September 10th. — I went into town again yesterday, by way of the Porta San Frediano, and observed that this gate (like the other gates of Florence, as far as I have observed) is a tall, square structure of stone or brick, or both, rising high above the adjacent wall, and having a range of open loggie in the upper story. The arch externally is about half the height of the structure. Inside, towards the town, it rises nearly to the roof. On each side of the arch there is much room for offices, apartments, storehouses, or whatever else. On the outside of the gate, along the base, are those iron rings and sockets for torches, which are said to be the distinguishing symbol of illustrious houses. As contrasted with the vista of the narrow, swarming street through the arch from without, the view from the inside might be presented with a glimpse of the free blue sky.

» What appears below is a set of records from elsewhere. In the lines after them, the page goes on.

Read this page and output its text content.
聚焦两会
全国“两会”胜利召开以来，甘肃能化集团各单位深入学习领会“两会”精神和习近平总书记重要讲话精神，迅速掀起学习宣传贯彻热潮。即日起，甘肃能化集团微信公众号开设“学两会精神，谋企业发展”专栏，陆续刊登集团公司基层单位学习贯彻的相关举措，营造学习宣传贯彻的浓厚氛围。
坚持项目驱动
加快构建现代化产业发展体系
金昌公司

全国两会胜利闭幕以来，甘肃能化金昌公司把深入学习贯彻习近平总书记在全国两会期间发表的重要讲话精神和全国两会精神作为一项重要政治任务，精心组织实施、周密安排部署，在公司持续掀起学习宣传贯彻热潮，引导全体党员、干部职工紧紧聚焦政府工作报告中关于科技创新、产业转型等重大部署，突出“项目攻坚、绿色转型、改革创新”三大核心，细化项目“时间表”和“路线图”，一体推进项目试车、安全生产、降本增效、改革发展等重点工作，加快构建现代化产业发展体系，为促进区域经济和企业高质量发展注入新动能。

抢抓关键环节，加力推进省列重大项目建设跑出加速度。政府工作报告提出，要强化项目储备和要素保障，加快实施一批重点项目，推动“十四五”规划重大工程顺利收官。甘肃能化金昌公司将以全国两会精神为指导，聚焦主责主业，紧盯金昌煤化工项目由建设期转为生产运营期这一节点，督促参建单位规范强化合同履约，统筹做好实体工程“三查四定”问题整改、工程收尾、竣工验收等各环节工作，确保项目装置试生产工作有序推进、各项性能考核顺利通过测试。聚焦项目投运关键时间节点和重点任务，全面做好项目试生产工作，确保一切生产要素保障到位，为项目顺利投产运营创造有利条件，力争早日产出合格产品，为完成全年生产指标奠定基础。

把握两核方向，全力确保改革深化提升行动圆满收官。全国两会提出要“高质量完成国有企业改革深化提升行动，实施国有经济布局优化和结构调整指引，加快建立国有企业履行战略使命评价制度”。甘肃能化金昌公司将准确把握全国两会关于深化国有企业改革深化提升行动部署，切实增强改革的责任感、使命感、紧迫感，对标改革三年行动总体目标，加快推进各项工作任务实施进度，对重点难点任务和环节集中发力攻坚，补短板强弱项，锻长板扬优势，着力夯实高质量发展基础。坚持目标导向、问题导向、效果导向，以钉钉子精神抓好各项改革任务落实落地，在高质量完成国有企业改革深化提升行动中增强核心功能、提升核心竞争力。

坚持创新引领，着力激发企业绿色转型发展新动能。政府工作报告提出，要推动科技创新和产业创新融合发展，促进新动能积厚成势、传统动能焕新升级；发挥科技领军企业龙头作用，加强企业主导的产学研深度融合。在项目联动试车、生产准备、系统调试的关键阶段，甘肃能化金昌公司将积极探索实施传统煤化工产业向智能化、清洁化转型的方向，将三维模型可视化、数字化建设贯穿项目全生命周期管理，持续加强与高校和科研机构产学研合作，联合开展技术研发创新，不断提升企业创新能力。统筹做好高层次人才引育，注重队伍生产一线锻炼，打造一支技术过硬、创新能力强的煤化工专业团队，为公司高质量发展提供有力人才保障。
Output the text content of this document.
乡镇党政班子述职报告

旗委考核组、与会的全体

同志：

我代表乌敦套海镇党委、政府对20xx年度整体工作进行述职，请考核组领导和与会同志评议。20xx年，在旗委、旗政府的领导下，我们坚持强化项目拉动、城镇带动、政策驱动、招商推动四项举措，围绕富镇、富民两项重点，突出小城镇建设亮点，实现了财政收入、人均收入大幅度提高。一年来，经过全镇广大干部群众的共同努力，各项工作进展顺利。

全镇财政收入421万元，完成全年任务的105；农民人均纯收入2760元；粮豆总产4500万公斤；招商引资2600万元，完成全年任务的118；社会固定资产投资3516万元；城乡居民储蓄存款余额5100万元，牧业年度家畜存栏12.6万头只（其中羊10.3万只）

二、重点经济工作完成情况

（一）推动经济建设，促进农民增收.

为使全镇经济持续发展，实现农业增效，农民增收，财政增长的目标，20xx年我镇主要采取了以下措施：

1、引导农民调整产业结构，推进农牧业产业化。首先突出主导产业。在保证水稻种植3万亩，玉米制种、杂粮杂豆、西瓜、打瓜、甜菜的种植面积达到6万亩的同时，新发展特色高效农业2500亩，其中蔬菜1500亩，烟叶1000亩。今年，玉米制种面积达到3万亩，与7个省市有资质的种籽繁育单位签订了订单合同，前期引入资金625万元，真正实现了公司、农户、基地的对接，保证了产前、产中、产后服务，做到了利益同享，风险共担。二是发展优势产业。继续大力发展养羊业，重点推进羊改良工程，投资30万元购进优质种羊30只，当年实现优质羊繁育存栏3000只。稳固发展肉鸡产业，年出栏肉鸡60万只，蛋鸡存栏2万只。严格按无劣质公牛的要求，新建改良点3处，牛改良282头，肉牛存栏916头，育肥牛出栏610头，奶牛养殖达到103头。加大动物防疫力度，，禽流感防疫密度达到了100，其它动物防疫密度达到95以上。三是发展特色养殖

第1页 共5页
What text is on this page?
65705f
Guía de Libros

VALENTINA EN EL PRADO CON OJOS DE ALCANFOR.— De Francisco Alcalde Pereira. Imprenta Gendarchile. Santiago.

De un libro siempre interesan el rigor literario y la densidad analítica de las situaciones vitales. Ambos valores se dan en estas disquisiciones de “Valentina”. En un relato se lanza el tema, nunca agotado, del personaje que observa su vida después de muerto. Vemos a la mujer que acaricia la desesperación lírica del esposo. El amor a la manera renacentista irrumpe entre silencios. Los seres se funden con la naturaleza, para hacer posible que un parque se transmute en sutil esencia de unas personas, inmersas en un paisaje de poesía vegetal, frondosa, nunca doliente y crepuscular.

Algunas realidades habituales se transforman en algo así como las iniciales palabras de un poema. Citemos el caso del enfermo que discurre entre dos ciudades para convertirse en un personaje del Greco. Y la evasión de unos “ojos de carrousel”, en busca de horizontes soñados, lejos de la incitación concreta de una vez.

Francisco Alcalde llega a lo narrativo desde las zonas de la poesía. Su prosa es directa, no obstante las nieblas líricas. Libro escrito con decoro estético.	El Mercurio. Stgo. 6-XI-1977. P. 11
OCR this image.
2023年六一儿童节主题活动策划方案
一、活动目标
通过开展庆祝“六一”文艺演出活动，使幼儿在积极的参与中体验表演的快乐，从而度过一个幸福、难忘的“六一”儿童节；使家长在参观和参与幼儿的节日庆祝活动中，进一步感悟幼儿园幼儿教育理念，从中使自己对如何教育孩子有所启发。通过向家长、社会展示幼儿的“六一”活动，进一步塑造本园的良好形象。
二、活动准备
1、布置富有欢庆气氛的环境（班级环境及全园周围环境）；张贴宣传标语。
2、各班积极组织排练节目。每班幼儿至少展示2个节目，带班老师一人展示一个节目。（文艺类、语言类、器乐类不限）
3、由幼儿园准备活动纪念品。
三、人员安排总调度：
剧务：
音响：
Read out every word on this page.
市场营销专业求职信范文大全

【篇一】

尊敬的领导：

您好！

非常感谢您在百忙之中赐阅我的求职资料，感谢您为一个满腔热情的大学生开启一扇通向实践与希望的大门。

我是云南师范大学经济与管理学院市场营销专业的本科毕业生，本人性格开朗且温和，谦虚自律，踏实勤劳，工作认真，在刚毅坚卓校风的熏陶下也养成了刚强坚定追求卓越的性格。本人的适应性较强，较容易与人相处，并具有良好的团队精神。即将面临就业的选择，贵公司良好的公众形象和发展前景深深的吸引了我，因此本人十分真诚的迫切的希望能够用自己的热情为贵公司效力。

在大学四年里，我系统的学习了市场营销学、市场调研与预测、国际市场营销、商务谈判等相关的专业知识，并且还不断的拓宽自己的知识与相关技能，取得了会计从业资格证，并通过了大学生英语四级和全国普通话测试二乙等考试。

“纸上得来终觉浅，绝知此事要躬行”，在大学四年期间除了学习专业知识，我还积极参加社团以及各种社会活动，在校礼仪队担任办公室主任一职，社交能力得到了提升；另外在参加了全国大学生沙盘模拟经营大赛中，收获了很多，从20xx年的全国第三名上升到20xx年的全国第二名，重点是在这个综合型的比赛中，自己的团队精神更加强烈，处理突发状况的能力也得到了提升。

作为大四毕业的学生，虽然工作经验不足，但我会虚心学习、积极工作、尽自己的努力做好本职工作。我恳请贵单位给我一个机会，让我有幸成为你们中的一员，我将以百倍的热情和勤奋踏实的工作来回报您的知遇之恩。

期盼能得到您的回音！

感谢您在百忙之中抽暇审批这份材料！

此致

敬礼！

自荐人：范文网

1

I strolled a little about Florence, and went into two or three churches; into that of the Annunziata for one. I have already described this church, with its general magnificence, and it was more magnificent than ever to-day, being hung with scarlet silk and gold-embroidery. A great many people were at their devotions, thronging principally around the Virgin's shrine. I was struck now with the many bas-reliefs and busts in the costume of their respective ages, and seemingly with great accuracy of portraiture, in the passage leading from the front of the church into the cloisters. The marble was not at all abashed nor degraded by being made to assume the guise of the mediaeval furred robe, or the close-fitting tunic with elaborate ruff, or the breastplate and gorget, or the flowing wig, or whatever the actual costume might be; and one is sensible of a rectitude and reality in the affair, and respects the dead people for not putting themselves into an eternal masquerade. The dress of the present day will look equally respectable in one or two hundred years.